Huit personnes sur 10 se tournent vers Internet pour trouver une entreprise, comme un plombier, un fleuriste ou un salon de coiffure. Pourtant, en 2015, encore 50% des entreprises de moins de 20 employés n’ont pas de site Internet.

En délaissant les pages jaunes, plusieurs entrepreneurs ont opté pour la création d’une page Facebook avec l’espoir de voir grimper le nombre de leurs adeptes. « Une erreur », selon l’expert du Web François Charron.

Car Facebook ou Twitter ne devraient pas être les premiers moyens pour communiquer, attirer ou fidéliser une clientèle. « On le fera davantage grâce à un site, une boutique ou une infolettre envoyée à nos clients. »

Les réseaux sociaux comme Facebook sont un endroit idéal pour que les gens parlent de votre entreprise. Et, avant d’acheter, 67% des Québécois seront influencés par les commentaires des autres…

Depuis 2012, François Charron sillonne le Québec pour brancher les PME. C’est un défi stimulant. En 2015, près de 50% des entreprises de moins de 20 employés n’ont pas encore de site Internet. « Pourtant, ce n’est pas cher ni compliqué. »

3 ingrédients gagnants pour créer un site Web sans se ruiner

Créer le contenu d’une page de son site Internet commence par la désignation d’un mot clé parlant, comme « plombier 24 heures », facilement repérable sur Google.

Par la suite, 3 ingrédients composent la recette gagnante : « Un texte d’au moins 300 mots, de belles images et, idéalement, une vidéo », insiste le conférencier.

M. Charron recommande, selon ses moyens, d’investir dans les services d’un photographe, d’un rédacteur ou d’un réviseur qui vont améliorer la qualité des textes et des photos.

Démarrer sa boutique en ligne simplement

À l’heure actuelle, 88% des entreprises québécoises sont absentes du commerce en ligne.
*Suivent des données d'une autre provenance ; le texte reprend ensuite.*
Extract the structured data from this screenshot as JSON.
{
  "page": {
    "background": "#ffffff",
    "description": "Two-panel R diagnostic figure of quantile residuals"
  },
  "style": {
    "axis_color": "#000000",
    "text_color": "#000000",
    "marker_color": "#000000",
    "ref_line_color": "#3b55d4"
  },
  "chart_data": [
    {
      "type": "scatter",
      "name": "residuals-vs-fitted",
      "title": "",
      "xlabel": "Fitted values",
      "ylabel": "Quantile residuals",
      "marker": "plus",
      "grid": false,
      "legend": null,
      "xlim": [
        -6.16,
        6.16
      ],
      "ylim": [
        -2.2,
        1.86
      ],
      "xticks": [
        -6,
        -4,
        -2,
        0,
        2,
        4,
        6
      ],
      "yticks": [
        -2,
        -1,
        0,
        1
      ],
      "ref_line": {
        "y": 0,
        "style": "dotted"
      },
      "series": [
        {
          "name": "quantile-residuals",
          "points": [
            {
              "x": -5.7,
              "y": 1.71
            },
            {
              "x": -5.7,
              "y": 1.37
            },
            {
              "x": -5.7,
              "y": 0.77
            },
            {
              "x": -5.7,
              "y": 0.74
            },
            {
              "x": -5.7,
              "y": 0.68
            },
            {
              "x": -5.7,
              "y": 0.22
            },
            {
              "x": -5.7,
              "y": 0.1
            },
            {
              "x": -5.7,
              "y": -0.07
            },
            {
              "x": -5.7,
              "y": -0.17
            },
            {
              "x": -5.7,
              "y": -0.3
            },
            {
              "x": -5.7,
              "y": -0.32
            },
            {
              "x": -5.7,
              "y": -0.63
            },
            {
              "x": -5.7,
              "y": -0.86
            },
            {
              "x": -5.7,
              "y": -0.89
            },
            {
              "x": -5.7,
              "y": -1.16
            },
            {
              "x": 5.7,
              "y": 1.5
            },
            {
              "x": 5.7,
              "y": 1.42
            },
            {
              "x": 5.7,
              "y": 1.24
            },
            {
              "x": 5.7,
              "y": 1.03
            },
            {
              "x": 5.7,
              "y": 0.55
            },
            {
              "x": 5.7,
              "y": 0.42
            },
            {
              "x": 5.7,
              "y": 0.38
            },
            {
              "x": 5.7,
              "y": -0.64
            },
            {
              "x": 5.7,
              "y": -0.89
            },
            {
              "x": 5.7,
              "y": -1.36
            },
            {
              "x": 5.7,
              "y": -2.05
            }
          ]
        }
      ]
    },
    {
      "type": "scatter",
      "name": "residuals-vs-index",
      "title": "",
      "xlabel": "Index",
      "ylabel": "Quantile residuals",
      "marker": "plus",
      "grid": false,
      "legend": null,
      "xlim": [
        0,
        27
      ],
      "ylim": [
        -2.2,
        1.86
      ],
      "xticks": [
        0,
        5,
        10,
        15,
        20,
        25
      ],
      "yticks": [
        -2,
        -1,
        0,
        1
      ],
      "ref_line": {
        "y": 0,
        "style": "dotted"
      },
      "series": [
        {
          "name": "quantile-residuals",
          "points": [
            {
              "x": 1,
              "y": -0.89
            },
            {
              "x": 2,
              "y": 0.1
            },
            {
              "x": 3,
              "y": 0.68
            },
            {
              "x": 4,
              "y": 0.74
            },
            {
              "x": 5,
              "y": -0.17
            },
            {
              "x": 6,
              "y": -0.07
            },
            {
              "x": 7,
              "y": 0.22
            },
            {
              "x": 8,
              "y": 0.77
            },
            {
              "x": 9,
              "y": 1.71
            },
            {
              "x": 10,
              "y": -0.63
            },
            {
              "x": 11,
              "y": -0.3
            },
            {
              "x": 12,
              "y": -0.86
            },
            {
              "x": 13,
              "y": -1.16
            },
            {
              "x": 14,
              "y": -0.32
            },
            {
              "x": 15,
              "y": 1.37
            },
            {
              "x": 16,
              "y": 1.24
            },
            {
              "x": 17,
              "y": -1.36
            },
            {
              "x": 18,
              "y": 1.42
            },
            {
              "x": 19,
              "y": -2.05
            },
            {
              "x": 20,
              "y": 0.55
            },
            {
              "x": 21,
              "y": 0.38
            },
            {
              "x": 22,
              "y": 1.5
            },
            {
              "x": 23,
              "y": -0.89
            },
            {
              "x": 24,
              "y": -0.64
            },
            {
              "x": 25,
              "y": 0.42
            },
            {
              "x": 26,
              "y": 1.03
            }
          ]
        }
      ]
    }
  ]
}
Pourtant, les Québécois dépensent chaque année 7 milliards sur le Web, mais à peine 1$ sur 4$ est dépensé au Québec.

Dans ses formations offertes dans les services aux entreprises des commissions scolaires du Québec, François Charron démythifie la complexité d’une boutique en ligne, qui est avant tout un catalogue avec des fichiers et des produits. « C’est facile : il suffit d’un logiciel, un système de paiement en ligne. »

L’essayer, c’est l’adopter!

Une présence sur le Web contribue à la réussite des entrepreneurs. « En cette période plus difficile sur le plan économique, c’est un joker de plus dans leur jeu de cartes », note François.

Dans sa conférence, il donne l’exemple d’une entreprise de Mont-Laurier, Bedaines et coccinelles, qui a vendu des habits de neige… en Russie.

Un autre exemple? Un commerçant de meubles a constaté un plus grand achalandage dans son magasin. Des gens se sont déplacés après avoir vu l’inventaire de sa boutique en ligne.`/p>

« Il ne faut pas oublier cette statistique importante : 69% des internautes vont chercher à voir, à essayer et à toucher la marchandise dans un magasin. Le mot acheter n’est pas dans la liste », observe avec justesse François Charron.